Words: Finlay Holden. Photos: Patrick Gunning.
Todmorden - a market town 17 miles northeast of Manchester and with a population of 15,000 - seems an unlikely place to spawn an electro-slash-punk cult, but this is where Working Men’s Club began and indeed remain. Green hills, small pubs and friendly faces provide distance from music-centric flocks in the bigger cities and have allowed Syd Minsky-Sargeant to focus on his craft without needing to keep one eye over his shoulder.
With a debut record done and dusted to universal acclaim, you might think that his gaze would be cast firmly upwards with wide-eyed ambition – instead, they remain level, meandering through a familiar mental and physical space. “That first record was quite a junior album,” Syd states. “I was 16 or 17 when writing all of those tracks. That’s not where my head’s at anymore. It definitely felt like taking a step forward with this album, otherwise there wouldn’t be much point in making another one.

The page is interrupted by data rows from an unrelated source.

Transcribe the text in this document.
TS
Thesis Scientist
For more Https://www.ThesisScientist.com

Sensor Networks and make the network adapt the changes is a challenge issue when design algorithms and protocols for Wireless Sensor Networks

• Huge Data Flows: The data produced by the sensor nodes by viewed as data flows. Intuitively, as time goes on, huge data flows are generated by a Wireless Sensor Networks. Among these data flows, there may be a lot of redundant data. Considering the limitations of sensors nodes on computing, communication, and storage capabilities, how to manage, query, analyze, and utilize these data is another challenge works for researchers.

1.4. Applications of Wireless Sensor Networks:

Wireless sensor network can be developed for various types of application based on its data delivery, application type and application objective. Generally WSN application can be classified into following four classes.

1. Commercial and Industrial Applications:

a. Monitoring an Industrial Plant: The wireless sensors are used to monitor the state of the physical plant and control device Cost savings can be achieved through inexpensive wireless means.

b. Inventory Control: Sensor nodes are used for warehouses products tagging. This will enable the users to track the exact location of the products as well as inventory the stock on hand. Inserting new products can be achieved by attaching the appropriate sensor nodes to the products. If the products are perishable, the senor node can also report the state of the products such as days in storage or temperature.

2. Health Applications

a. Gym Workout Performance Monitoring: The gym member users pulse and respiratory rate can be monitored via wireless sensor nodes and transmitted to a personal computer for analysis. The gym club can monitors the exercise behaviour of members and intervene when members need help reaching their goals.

These first two albums for me are kind of youthful in two separate ways, but they’re different albums – completely different.”
They may be different albums, but a key similarity is a deeply individual imprint the songwriter chooses to stamp into his creative output. “Our music is always a personal documentation,” he offers. “The strongest songs come from me being genuine and not even trying to put myself in someone else’s brain. I don’t think I can perceive other perspectives as authentically and shape the thoughts into music in the same way.”